Integrated IMR for Older Adults

Illness Management and Recovery is an evidence-based practice that helps people with serious mental illness acquire knowledge and skills to develop greater mastery over their symptoms and to set meaningful recovery goals. A study by Stephen J. Bartels, M.D., M.S., and colleagues evaluated the feasibility and effectiveness of integrated IMR (I-IMR), an intervention that extends the intervention to the self-management of chronic general medical conditions. The authors conducted a randomized controlled pilot trial comparing I-IMR to usual care for 71 middle-aged and older adults who had serious mental illness and a comorbid general medical condition. I-IMR was associated with greater improvements in self-management of psychiatric illness, greater diabetes self-management, and fewer hospitalizations (page Original article: 330).

Targeting Seclusion and Restraint

Seclusion and restraint are controversial procedures generally considered to be interventions of last resort. Increasing numbers of consumers, advocates, and providers hold that even the tight current restrictions on use of these procedures allow too much latitude. An article by Dow A. Wieman, Ph.D., and colleagues presents results of a study that examined rates of seclusion and restraint over four years at 43 facilities and programs that were implementing the clinical model Six Core Strategies to Prevent Conflict and Violence (6CS), a prevention-based staff training curriculum.
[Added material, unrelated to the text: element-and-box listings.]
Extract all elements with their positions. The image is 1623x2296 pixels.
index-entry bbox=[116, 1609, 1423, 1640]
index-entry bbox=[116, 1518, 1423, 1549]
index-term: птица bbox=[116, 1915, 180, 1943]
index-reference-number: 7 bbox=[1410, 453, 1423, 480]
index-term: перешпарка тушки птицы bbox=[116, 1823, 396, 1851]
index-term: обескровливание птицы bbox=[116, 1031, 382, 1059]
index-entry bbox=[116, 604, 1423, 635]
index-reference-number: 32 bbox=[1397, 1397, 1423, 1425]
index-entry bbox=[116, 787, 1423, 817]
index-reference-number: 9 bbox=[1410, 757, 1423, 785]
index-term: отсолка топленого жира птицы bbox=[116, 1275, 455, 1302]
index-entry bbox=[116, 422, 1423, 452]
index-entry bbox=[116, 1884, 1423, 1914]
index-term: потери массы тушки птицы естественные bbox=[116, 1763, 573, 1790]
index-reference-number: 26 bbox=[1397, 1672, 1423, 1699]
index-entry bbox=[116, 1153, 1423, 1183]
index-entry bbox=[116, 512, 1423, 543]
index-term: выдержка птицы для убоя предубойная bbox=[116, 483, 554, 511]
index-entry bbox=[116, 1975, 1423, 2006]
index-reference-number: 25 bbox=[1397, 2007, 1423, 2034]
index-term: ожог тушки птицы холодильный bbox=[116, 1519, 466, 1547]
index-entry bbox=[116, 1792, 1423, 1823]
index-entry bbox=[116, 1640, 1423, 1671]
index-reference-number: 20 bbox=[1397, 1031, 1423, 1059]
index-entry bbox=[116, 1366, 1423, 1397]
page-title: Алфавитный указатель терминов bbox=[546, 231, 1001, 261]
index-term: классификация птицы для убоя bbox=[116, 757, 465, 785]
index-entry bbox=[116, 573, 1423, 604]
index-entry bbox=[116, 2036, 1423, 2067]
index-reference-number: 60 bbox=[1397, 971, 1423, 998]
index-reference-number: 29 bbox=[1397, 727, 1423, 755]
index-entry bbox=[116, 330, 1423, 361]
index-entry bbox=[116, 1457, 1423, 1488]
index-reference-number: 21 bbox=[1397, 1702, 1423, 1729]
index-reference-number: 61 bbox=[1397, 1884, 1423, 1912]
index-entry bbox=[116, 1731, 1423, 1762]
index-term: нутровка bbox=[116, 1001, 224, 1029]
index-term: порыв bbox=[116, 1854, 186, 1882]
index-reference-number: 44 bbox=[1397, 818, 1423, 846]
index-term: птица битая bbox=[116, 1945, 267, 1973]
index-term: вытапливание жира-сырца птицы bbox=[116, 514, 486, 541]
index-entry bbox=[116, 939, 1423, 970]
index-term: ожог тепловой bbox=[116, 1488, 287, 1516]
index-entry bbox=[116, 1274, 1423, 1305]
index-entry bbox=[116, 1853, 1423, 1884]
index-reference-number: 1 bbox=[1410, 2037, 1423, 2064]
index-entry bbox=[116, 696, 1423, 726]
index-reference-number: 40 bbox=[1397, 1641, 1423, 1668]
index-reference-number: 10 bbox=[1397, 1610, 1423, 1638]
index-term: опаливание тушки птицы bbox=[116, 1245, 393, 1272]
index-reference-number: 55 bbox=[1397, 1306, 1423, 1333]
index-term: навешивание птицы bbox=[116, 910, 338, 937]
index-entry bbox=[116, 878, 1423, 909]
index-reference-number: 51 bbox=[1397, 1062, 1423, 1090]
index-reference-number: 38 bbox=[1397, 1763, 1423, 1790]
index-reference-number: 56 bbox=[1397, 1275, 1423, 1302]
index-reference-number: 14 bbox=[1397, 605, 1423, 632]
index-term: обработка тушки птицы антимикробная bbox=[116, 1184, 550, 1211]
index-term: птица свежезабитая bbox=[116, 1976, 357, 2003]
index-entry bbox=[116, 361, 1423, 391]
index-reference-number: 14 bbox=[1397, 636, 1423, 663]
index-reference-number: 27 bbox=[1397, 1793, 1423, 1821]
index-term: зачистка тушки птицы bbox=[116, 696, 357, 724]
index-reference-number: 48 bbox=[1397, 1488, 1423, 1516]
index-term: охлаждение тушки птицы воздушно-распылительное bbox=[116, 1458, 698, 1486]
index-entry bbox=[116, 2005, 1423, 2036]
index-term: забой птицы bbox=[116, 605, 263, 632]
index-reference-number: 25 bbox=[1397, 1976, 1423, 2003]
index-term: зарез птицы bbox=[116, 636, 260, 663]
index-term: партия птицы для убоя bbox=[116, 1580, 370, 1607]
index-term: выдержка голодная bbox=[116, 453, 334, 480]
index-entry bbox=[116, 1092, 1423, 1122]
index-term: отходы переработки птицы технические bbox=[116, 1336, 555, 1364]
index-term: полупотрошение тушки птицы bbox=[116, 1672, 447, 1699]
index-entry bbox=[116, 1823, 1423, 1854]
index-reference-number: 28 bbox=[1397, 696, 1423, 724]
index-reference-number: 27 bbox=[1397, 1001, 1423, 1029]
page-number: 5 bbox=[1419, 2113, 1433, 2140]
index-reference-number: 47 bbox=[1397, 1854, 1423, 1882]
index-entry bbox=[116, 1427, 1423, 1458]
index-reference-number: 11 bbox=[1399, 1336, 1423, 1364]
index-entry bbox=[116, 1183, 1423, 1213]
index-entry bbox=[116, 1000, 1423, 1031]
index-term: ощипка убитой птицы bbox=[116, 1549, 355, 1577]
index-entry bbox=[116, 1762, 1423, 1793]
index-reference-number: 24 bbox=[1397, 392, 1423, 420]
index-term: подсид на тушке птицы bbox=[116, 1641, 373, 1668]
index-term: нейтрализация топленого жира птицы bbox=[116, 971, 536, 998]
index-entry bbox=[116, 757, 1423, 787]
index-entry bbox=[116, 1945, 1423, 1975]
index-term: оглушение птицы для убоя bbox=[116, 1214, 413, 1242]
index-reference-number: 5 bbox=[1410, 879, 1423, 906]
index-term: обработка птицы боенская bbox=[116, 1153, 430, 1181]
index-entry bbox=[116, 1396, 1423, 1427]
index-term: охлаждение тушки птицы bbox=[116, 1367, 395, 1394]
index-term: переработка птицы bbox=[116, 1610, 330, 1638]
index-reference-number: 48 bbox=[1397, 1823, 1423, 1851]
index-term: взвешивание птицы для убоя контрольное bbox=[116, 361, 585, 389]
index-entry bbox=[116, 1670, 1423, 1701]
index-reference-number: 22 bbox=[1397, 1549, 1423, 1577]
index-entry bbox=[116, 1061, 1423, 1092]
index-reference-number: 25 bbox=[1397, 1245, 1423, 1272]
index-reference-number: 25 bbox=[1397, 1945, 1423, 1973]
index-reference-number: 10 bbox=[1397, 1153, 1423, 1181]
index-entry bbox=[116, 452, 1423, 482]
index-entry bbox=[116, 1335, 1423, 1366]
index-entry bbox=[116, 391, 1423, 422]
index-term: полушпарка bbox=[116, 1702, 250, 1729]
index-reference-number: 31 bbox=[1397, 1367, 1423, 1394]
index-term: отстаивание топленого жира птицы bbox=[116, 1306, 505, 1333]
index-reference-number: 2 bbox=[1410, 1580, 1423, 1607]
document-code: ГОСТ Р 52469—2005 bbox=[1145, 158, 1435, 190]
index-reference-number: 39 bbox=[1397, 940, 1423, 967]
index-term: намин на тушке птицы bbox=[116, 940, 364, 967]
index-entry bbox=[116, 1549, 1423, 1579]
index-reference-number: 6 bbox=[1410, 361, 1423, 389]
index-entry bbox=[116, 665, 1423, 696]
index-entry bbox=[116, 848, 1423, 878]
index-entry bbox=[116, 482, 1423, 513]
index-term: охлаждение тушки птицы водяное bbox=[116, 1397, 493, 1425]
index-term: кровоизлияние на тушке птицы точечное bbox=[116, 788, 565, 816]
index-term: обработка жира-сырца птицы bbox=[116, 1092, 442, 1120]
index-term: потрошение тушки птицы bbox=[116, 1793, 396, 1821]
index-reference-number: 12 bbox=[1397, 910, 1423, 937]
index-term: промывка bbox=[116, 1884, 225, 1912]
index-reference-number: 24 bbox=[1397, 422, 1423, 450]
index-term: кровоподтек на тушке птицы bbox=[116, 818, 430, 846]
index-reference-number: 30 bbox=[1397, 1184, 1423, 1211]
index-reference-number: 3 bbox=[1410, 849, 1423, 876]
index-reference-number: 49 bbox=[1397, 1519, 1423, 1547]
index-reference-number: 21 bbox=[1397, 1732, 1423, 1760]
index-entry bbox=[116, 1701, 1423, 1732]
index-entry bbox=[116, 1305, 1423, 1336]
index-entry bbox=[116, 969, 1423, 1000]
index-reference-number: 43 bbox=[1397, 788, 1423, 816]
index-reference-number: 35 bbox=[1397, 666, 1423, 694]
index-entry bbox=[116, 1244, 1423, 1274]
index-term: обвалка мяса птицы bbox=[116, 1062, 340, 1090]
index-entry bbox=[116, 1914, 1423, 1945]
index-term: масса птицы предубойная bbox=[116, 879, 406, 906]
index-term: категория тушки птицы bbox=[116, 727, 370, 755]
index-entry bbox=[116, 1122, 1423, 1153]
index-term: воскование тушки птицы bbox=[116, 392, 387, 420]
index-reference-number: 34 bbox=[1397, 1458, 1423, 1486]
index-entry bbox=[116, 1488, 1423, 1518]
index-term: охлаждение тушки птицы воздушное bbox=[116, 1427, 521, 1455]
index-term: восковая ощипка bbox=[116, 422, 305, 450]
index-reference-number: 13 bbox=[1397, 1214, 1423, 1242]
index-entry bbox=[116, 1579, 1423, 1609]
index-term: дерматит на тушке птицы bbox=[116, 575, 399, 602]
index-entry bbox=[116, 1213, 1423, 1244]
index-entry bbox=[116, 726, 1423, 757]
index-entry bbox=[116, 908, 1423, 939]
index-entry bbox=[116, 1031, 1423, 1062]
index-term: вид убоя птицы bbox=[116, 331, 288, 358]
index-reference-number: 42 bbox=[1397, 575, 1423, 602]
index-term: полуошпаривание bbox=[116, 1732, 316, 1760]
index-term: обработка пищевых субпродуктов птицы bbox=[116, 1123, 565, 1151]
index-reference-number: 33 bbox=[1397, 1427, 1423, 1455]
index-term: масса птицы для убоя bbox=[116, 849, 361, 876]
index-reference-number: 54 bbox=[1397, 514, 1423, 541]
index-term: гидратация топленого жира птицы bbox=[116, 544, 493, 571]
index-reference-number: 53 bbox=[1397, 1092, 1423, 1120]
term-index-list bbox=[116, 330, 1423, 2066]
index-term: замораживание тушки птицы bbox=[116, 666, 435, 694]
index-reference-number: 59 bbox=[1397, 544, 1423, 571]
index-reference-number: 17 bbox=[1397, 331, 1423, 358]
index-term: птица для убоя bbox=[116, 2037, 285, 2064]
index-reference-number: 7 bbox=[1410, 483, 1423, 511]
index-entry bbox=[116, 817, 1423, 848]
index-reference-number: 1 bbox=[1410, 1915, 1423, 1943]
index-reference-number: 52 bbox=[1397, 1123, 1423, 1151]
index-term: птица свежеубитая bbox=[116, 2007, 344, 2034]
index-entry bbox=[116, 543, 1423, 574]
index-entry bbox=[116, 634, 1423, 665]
Facilities that achieved stable implementation of 6CS and fidelity to the model, the authors found, reduced the percentage of patients restrained by 30% and the number of restraint hours by 55%. Corresponding reductions for seclusion were 17% and 19%, respectively (page Original article: 345).

Which Is More Coercive: AOT or MHCs?

Jurisdictions use two main approaches to mandate treatment through the courts: assisted outpatient treatment (AOT) and mental health courts (MHCs). Mark R. Munetz, M.D., and colleagues interviewed participants in both types of program and concluded that both have coercive aspects. However, MHC participants reported lower levels of perceived coercion, compared with AOT participants, and higher levels of procedural justice. The authors found that judges who actively and respectfully engage with MHC participants strongly influence their perceptions, which may improve long-term outcomes (page Original article: 352).